Perhaps it’s the association with The Goodies and with Dennis Nilsen, serial killer, but people are reluctant to admit that they live in Cricklewood. ‘Well, it’s sort of on the Hampstead border,’ they mutter sheepishly, when quizzed on their new home. But they’ll be hollering it from the top of Brent Cross shopping centre before long if Cricklewood Redevelopment Ltd has anything to do with it.
‘It was a place a man came in order to go to other places via the A41’ is how Zadie Smith describes the area in her novel White Teeth. But though roads dominate this unglamorous suburb — the A406 North Circular, the A5, the A41 and the mighty M1 — Cricklewood was a traffic-free backwater for centuries. Early settlers were put off by its cloak of dense forest, and by the mid-1800s it was still only ‘a village one mile in length’. The arrival of the railways in the 1860s shook things up, and terraces of redbrick cottages for railway workers sprung up over the next two decades. The early 20th century saw an influx of industry (Smith’s Potato Crisps, Phoenix Telephone Co. and Handley Page aircraft manufacturers) which went into decline in the 1960s.

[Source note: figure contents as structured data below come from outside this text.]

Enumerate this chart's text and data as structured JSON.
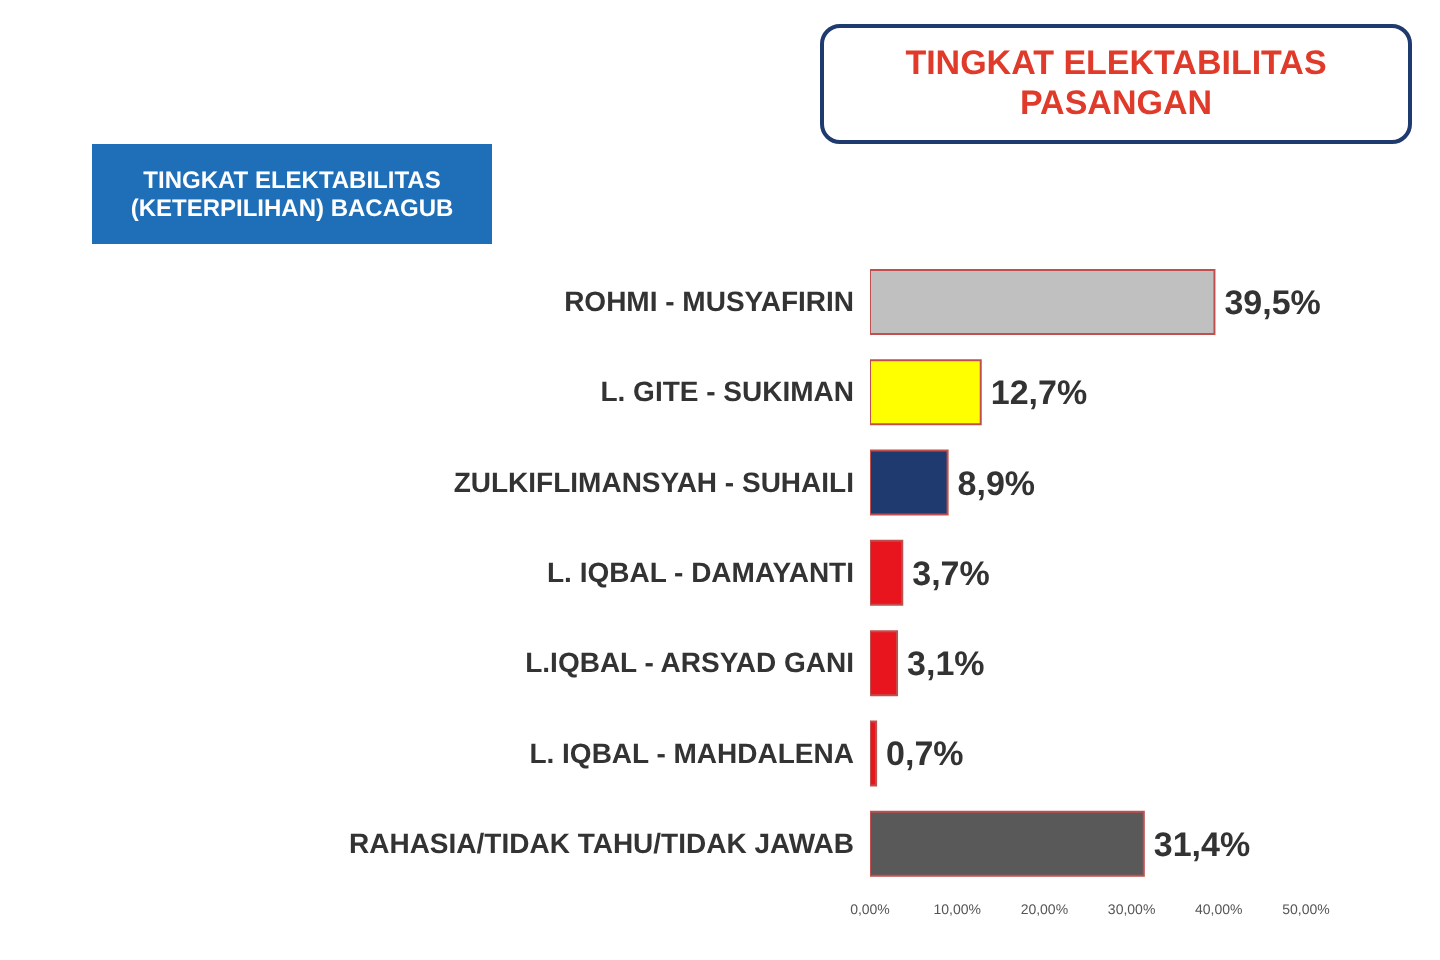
{
  "chart_data": {
    "type": "bar",
    "orientation": "horizontal",
    "title": "TINGKAT ELEKTABILITAS PASANGAN",
    "subtitle": "TINGKAT ELEKTABILITAS (KETERPILIHAN) BACAGUB",
    "categories": [
      "ROHMI - MUSYAFIRIN",
      "L. GITE - SUKIMAN",
      "ZULKIFLIMANSYAH - SUHAILI",
      "L. IQBAL - DAMAYANTI",
      "L.IQBAL - ARSYAD GANI",
      "L. IQBAL - MAHDALENA",
      "RAHASIA/TIDAK TAHU/TIDAK JAWAB"
    ],
    "values": [
      39.5,
      12.7,
      8.9,
      3.7,
      3.1,
      0.7,
      31.4
    ],
    "colors": [
      "#c0c0c0",
      "#ffff00",
      "#1f3a6e",
      "#e8141e",
      "#e8141e",
      "#e8141e",
      "#595959"
    ],
    "value_labels": [
      "39,5%",
      "12,7%",
      "8,9%",
      "3,7%",
      "3,1%",
      "0,7%",
      "31,4%"
    ],
    "xlim": [
      0,
      50
    ],
    "xticks": [
      {
        "value": 0,
        "label": "0,00%"
      },
      {
        "value": 10,
        "label": "10,00%"
      },
      {
        "value": 20,
        "label": "20,00%"
      },
      {
        "value": 30,
        "label": "30,00%"
      },
      {
        "value": 40,
        "label": "40,00%"
      },
      {
        "value": 50,
        "label": "50,00%"
      }
    ],
    "grid": false,
    "legend": false
  }
}
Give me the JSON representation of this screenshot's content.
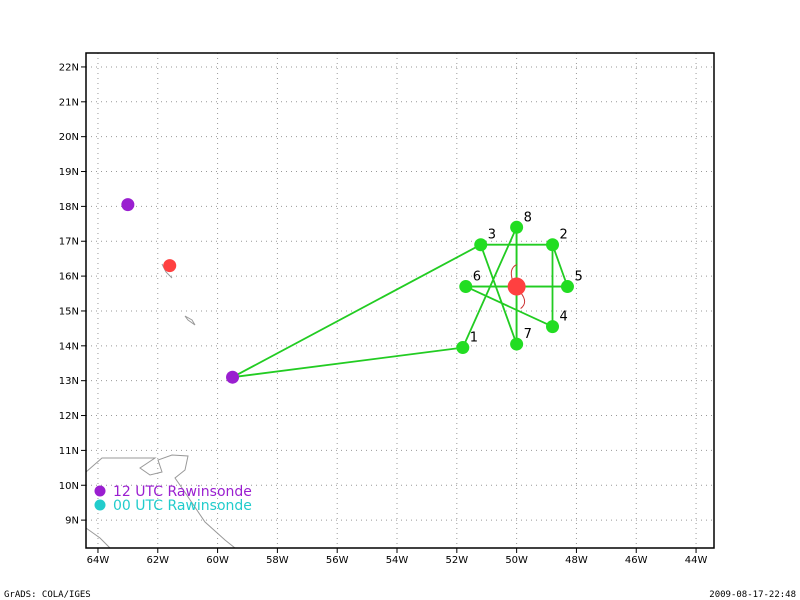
{
  "map": {
    "lon_range": [
      -64.4,
      -43.4
    ],
    "lat_range": [
      8.2,
      22.4
    ],
    "lon_ticks": [
      "64W",
      "62W",
      "60W",
      "58W",
      "56W",
      "54W",
      "52W",
      "50W",
      "48W",
      "46W",
      "44W"
    ],
    "lon_tick_values": [
      -64,
      -62,
      -60,
      -58,
      -56,
      -54,
      -52,
      -50,
      -48,
      -46,
      -44
    ],
    "lat_ticks": [
      "9N",
      "10N",
      "11N",
      "12N",
      "13N",
      "14N",
      "15N",
      "16N",
      "17N",
      "18N",
      "19N",
      "20N",
      "21N",
      "22N"
    ],
    "lat_tick_values": [
      9,
      10,
      11,
      12,
      13,
      14,
      15,
      16,
      17,
      18,
      19,
      20,
      21,
      22
    ],
    "grid": "dotted"
  },
  "storm_center": {
    "lon": -50.0,
    "lat": 15.7,
    "color": "#ff4040"
  },
  "secondary_center": {
    "lon": -61.6,
    "lat": 16.3,
    "color": "#ff4040"
  },
  "rawinsondes_12utc": [
    {
      "lon": -63.0,
      "lat": 18.05
    },
    {
      "lon": -59.5,
      "lat": 13.1
    }
  ],
  "drop_points": [
    {
      "label": "1",
      "lon": -51.8,
      "lat": 13.95
    },
    {
      "label": "2",
      "lon": -48.8,
      "lat": 16.9
    },
    {
      "label": "3",
      "lon": -51.2,
      "lat": 16.9
    },
    {
      "label": "4",
      "lon": -48.8,
      "lat": 14.55
    },
    {
      "label": "5",
      "lon": -48.3,
      "lat": 15.7
    },
    {
      "label": "6",
      "lon": -51.7,
      "lat": 15.7
    },
    {
      "label": "7",
      "lon": -50.0,
      "lat": 14.05
    },
    {
      "label": "8",
      "lon": -50.0,
      "lat": 17.4
    }
  ],
  "colors": {
    "track": "#22cc22",
    "point": "#22dd22",
    "rawinsonde_12": "#9a1fd0",
    "rawinsonde_00": "#22cccc",
    "coast": "#999999"
  },
  "legend": {
    "item1": "12 UTC Rawinsonde",
    "item2": "00 UTC Rawinsonde"
  },
  "footer": {
    "left": "GrADS: COLA/IGES",
    "right": "2009-08-17-22:48"
  }
}
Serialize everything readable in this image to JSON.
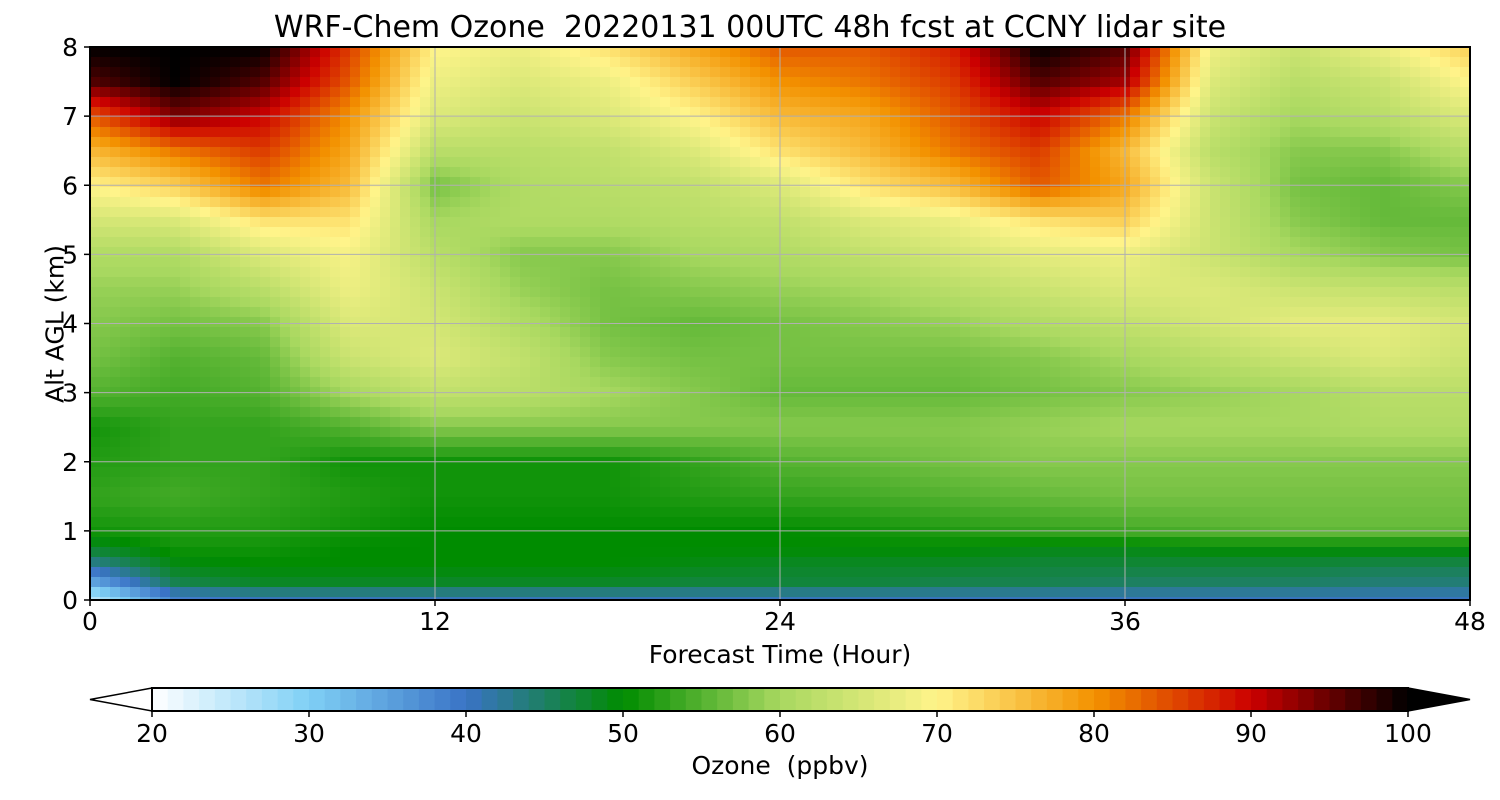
{
  "chart_data": {
    "type": "heatmap",
    "title": "WRF-Chem Ozone  20220131 00UTC 48h fcst at CCNY lidar site",
    "xlabel": "Forecast Time (Hour)",
    "ylabel": "Alt AGL (km)",
    "xlim": [
      0,
      48
    ],
    "ylim": [
      0,
      8
    ],
    "x_ticks": [
      "0",
      "12",
      "24",
      "36",
      "48"
    ],
    "y_ticks": [
      "0",
      "1",
      "2",
      "3",
      "4",
      "5",
      "6",
      "7",
      "8"
    ],
    "grid": true,
    "x": [
      0,
      3,
      6,
      9,
      12,
      15,
      18,
      21,
      24,
      27,
      30,
      33,
      36,
      39,
      42,
      45,
      48
    ],
    "y": [
      0,
      0.25,
      0.5,
      0.75,
      1,
      1.5,
      2,
      2.5,
      3,
      3.5,
      4,
      4.5,
      5,
      5.5,
      6,
      6.5,
      7,
      7.5,
      8
    ],
    "z": [
      [
        24,
        38,
        40,
        40,
        40,
        40,
        40,
        40,
        40,
        40,
        40,
        40,
        40,
        40,
        40,
        40,
        40
      ],
      [
        34,
        46,
        48,
        48,
        48,
        48,
        48,
        47,
        47,
        47,
        46,
        46,
        45,
        45,
        45,
        44,
        44
      ],
      [
        42,
        49,
        50,
        50,
        50,
        50,
        50,
        49,
        48,
        48,
        48,
        47,
        47,
        47,
        47,
        46,
        46
      ],
      [
        48,
        51,
        51,
        50,
        50,
        50,
        50,
        50,
        50,
        50,
        50,
        49,
        49,
        50,
        50,
        50,
        50
      ],
      [
        51,
        52,
        52,
        51,
        50,
        50,
        50,
        50,
        50,
        51,
        52,
        53,
        54,
        55,
        56,
        56,
        56
      ],
      [
        53,
        54,
        53,
        52,
        51,
        51,
        51,
        52,
        53,
        54,
        55,
        56,
        57,
        57,
        57,
        57,
        57
      ],
      [
        52,
        53,
        53,
        51,
        51,
        51,
        51,
        53,
        55,
        56,
        57,
        58,
        58,
        58,
        58,
        58,
        58
      ],
      [
        51,
        53,
        53,
        55,
        58,
        58,
        58,
        58,
        58,
        58,
        58,
        59,
        60,
        60,
        60,
        61,
        61
      ],
      [
        55,
        54,
        55,
        60,
        63,
        62,
        60,
        58,
        56,
        56,
        56,
        57,
        58,
        59,
        60,
        62,
        62
      ],
      [
        57,
        55,
        56,
        64,
        66,
        63,
        58,
        57,
        57,
        57,
        57,
        58,
        60,
        62,
        64,
        66,
        64
      ],
      [
        58,
        57,
        58,
        66,
        65,
        61,
        57,
        56,
        57,
        58,
        59,
        61,
        63,
        65,
        67,
        67,
        65
      ],
      [
        59,
        59,
        62,
        68,
        64,
        59,
        57,
        58,
        59,
        60,
        62,
        64,
        66,
        66,
        64,
        63,
        62
      ],
      [
        61,
        61,
        66,
        69,
        62,
        58,
        58,
        60,
        61,
        63,
        65,
        67,
        68,
        64,
        60,
        58,
        57
      ],
      [
        65,
        66,
        72,
        72,
        60,
        61,
        61,
        62,
        63,
        66,
        68,
        72,
        74,
        64,
        58,
        56,
        56
      ],
      [
        70,
        74,
        82,
        76,
        57,
        61,
        62,
        63,
        66,
        72,
        76,
        84,
        78,
        64,
        57,
        56,
        58
      ],
      [
        76,
        82,
        86,
        78,
        62,
        62,
        63,
        66,
        72,
        76,
        82,
        86,
        76,
        62,
        58,
        58,
        62
      ],
      [
        84,
        94,
        90,
        80,
        66,
        64,
        66,
        70,
        76,
        78,
        84,
        90,
        82,
        64,
        60,
        62,
        66
      ],
      [
        96,
        100,
        96,
        84,
        68,
        66,
        68,
        74,
        80,
        82,
        86,
        96,
        92,
        66,
        62,
        64,
        70
      ],
      [
        100,
        100,
        100,
        86,
        70,
        68,
        72,
        78,
        84,
        84,
        88,
        100,
        96,
        68,
        64,
        68,
        74
      ]
    ],
    "colorbar": {
      "label": "Ozone  (ppbv)",
      "min": 20,
      "max": 100,
      "ticks": [
        "20",
        "30",
        "40",
        "50",
        "60",
        "70",
        "80",
        "90",
        "100"
      ],
      "extend": "both",
      "colors": [
        "#ffffff",
        "#7fd0f5",
        "#3a73c6",
        "#008c00",
        "#a8d860",
        "#fff48a",
        "#f39200",
        "#cc0000",
        "#000000"
      ]
    }
  }
}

Housing has popped up in a haphazard way over the years wherever developers have found a gap among the roads and the industry. But now a masterplan is afoot in the shape of the ‘Cricklewood, Brent Cross and West Hendon development area’, a colossal £2.5 billion redevelopment scheme that promises to transform the area. It will bring up to 10,000 homes, a market square, a new bridge over the North Circular and a riverside walkway. Disused railway and industrial land will be reclaimed to create ‘a new gateway for London and a vibrant urban area for Barnet’.